I Giudici della Seconda Sezione Penale della Corte di Cassazione con la sentenza n. 33074 del 28 luglio 2016, respingendo il ricorso del procuratore della Repubblica di Torino avverso il capo di sentenza emessa dal tribunale del riesame della stessa città che aveva escluso la ricorrenza del reato di autoriciclaggio nella condotta di chi, dopo essersi impossessato illegalmente di una carta bancomat ed aver prelevato delle somme, le immette nuovamente nel circuito economico, hanno stabilito il principio che ai fini della configurabilità del reato di autoriciclaggio di cui all´art. 648 ter 1 c.p. , è necessario riscontrare un effettivo e concreto scopo dissimulatorio nell´azione posta dall´autore del reato. Occorre cioè che sia stata riscontrata un attività idonea ad ostacolare l´identificazione della provenienza delittuosa dei beni che sono stati reimpiegati.
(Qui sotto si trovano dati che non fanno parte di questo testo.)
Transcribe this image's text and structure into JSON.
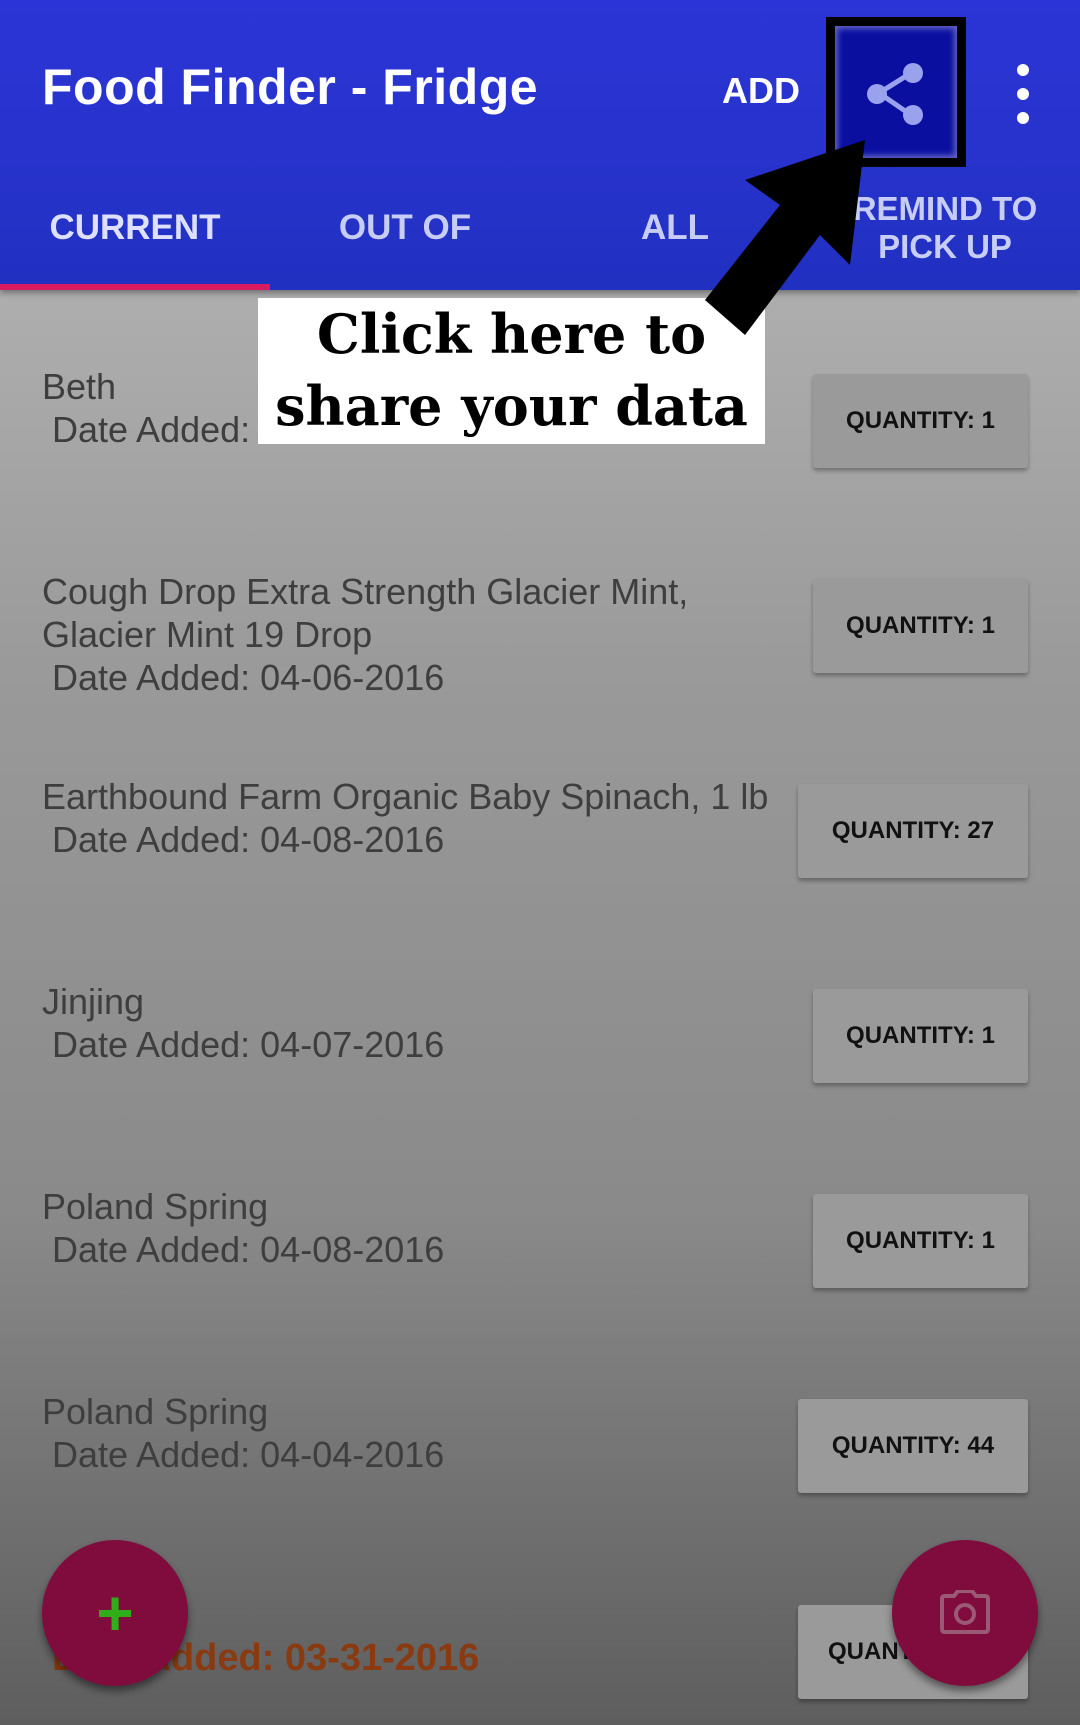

Nel caso di specie l´autore del reato di furto di un bancomat ai danni di una signora cui aveva sottratto la borsetta, si era limitato ad effettuare un prelievo della somma di euro 500,00 che poi veniva depositata in una carta prepagata intestata allo stesso autore del reato presupposto.
I giudici della Cassazione, disattendendo la tesi della procura, hanno dichiarato che nella condotta dell´indagato non si poteva configurare il reato di autoriciclaggio per l´assenza di quell´attività economica o finanziaria richiesta dalla norma e in secondo luogo per l´assenza, nella condotta contestata, di quell´effetto dissimulatorio e di concreto nascondimento dei beni che sono stati re-immessi nel circuito economico.
Per tali ragioni veniva rigettato il ricorso proposto dalla Procura.